Early writers focused on conquest, emphasizing the coercive role of empires in general[168] and religious imperialism in particular.[169] Later, structural typologies of social evolution, world-systems theory, and center-periphery took over as dominant explanatory models.[170] Focus has shifted toward imperial ideology and elite self-representation.[171] Recent studies also explore the social basis of political and infrastructural power with prominence given to an understanding of social and political networks[172] and the limits of state power.[173]Particular to the study of empires in Western Asia is the fact that writing was developed for and tied to clay as a medium. Clay survives well in the ground, making the area that used cuneiform writing one of the historically best documented in ancient times.[174] Records exist in several languages, including Akkadian, Elamite, Hittite, Hurrian, Luwian, Old Persian, Sumerian, Ugaritic, and Urartean, and derive from a variety of contexts, states, and periods. They are mainly documents of practice that have remained in the ground since their time of use, offering both advantages and profound challenges in the writing of history.[175] Their direct survival, not by textual transmission, produces an uneven account of situations and events, biased more by ancient literacy and archaeological sampling than ideology. An extensive material and visual record adds key data to the study of imperial culture and its diffusion[176] alongside work on early landscape, movement, and environment.[177]

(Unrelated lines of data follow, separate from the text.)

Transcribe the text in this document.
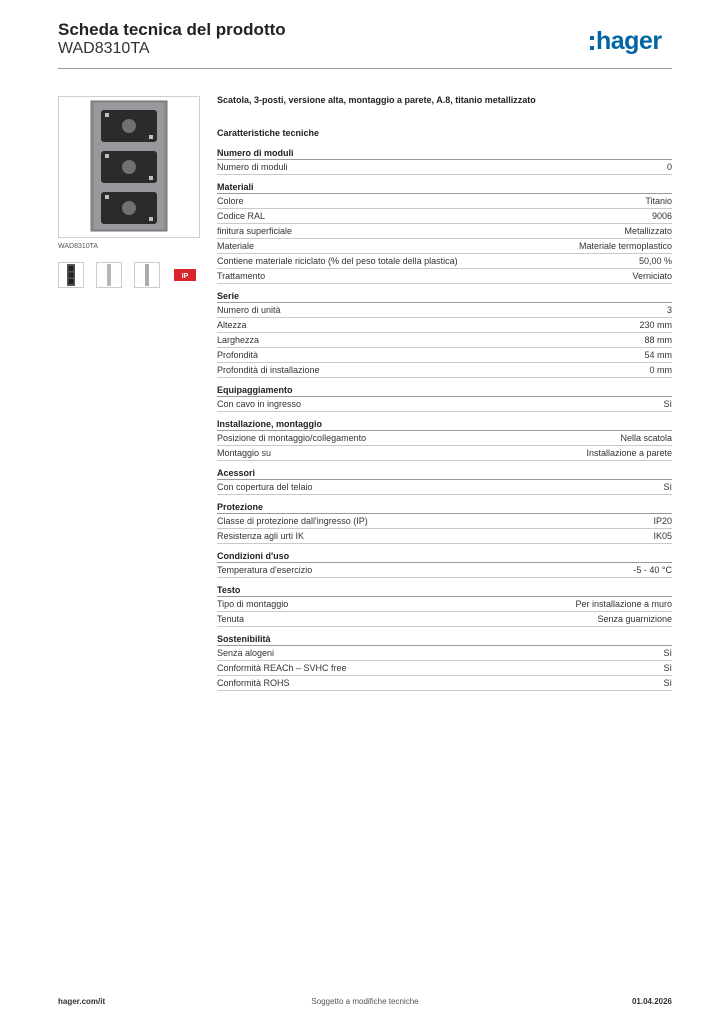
Scheda tecnica del prodotto
WAD8310TA	hager
WAD8310TA
IP
Scatola, 3-posti, versione alta, montaggio a parete, A.8, titanio metallizzato
Caratteristiche tecniche
Numero di moduli
Numero di moduli	0
Materiali
Colore	Titanio
Codice RAL	9006
finitura superficiale	Metallizzato
Materiale	Materiale termoplastico
Contiene materiale riciclato (% del peso totale della plastica)	50,00 %
Trattamento	Verniciato
Serie
Numero di unità	3
Altezza	230 mm
Larghezza	88 mm
Profondità	54 mm
Profondità di installazione	0 mm
Equipaggiamento
Con cavo in ingresso	Sì
Installazione, montaggio
Posizione di montaggio/collegamento	Nella scatola
Montaggio su	Installazione a parete
Acessori
Con copertura del telaio	Sì
Protezione
Classe di protezione dall'ingresso (IP)	IP20
Resistenza agli urti IK	IK05
Condizioni d'uso
Temperatura d'esercizio	-5 - 40 °C
Testo
Tipo di montaggio	Per installazione a muro
Tenuta	Senza guarnizione
Sostenibilità
Senza alogeni	Sì
Conformità REACh – SVHC free	Sì
Conformità ROHS	Sì
hager.com/it	Soggetto a modifiche tecniche	01.04.2026
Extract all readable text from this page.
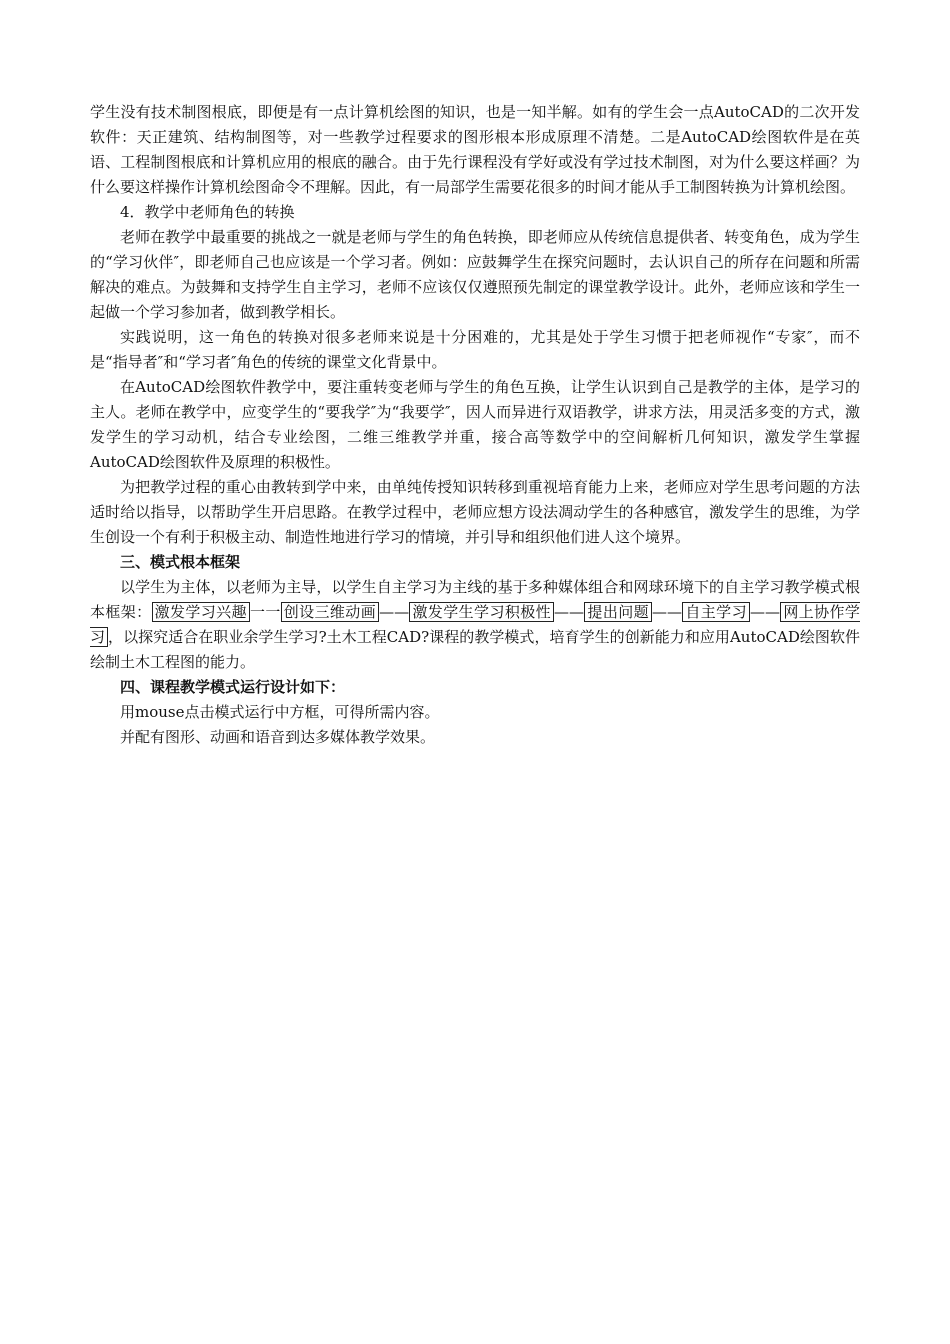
学生没有技术制图根底，即便是有一点计算机绘图的知识，也是一知半解。如有的学生会一点AutoCAD的二次开发软件：天正建筑、结构制图等，对一些教学过程要求的图形根本形成原理不清楚。二是AutoCAD绘图软件是在英语、工程制图根底和计算机应用的根底的融合。由于先行课程没有学好或没有学过技术制图，对为什么要这样画？为什么要这样操作计算机绘图命令不理解。因此，有一局部学生需要花很多的时间才能从手工制图转换为计算机绘图。

4．教学中老师角色的转换

老师在教学中最重要的挑战之一就是老师与学生的角色转换，即老师应从传统信息提供者、转变角色，成为学生的“学习伙伴″，即老师自己也应该是一个学习者。例如：应鼓舞学生在探究问题时，去认识自己的所存在问题和所需解决的难点。为鼓舞和支持学生自主学习，老师不应该仅仅遵照预先制定的课堂教学设计。此外，老师应该和学生一起做一个学习参加者，做到教学相长。

实践说明，这一角色的转换对很多老师来说是十分困难的，尤其是处于学生习惯于把老师视作“专家″，而不是“指导者″和“学习者″角色的传统的课堂文化背景中。

在AutoCAD绘图软件教学中，要注重转变老师与学生的角色互换，让学生认识到自己是教学的主体，是学习的主人。老师在教学中，应变学生的“要我学″为“我要学″，因人而异进行双语教学，讲求方法，用灵活多变的方式，激发学生的学习动机，结合专业绘图，二维三维教学并重，接合高等数学中的空间解析几何知识，激发学生掌握AutoCAD绘图软件及原理的积极性。

为把教学过程的重心由教转到学中来，由单纯传授知识转移到重视培育能力上来，老师应对学生思考问题的方法适时给以指导，以帮助学生开启思路。在教学过程中，老师应想方设法凋动学生的各种感官，激发学生的思维，为学生创设一个有利于积极主动、制造性地进行学习的情境，并引导和组织他们进人这个境界。

三、模式根本框架

以学生为主体，以老师为主导，以学生自主学习为主线的基于多种媒体组合和网球环境下的自主学习教学模式根本框架： 激发学习兴趣 一一 创设三维动画 —— 激发学生学习积极性 —— 提出问题 —— 自主学习 —— 网上协作学习 ，以探究适合在职业余学生学习?土木工程CAD?课程的教学模式，培育学生的创新能力和应用AutoCAD绘图软件绘制土木工程图的能力。

四、课程教学模式运行设计如下：

用mouse点击模式运行中方框，可得所需内容。

并配有图形、动画和语音到达多媒体教学效果。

Due to the nature and prevalence of archival texts, evidence on essential aspects of Mesopotamian statecraft is absent or only indirectly available, including demographic data, production, and surplus. This makes it difficult to identify political strategy or factors that trigger expansion or slippages, except in a most general way.[178] The magnitude of the written and archaeological data also means that scholars struggle to quantify and process an overwhelming amount of information related to the primary production (e.g., of food, fiber, textile, timber, skin, stone, and metal) that formed the economic foundation of early states. Conversely, the fact that written cuneiform culture covers more than three millennia of documentation offers a unique opportunity to trace social dynamics and follow historical development across an exceptionally long diachronic perspective.[179]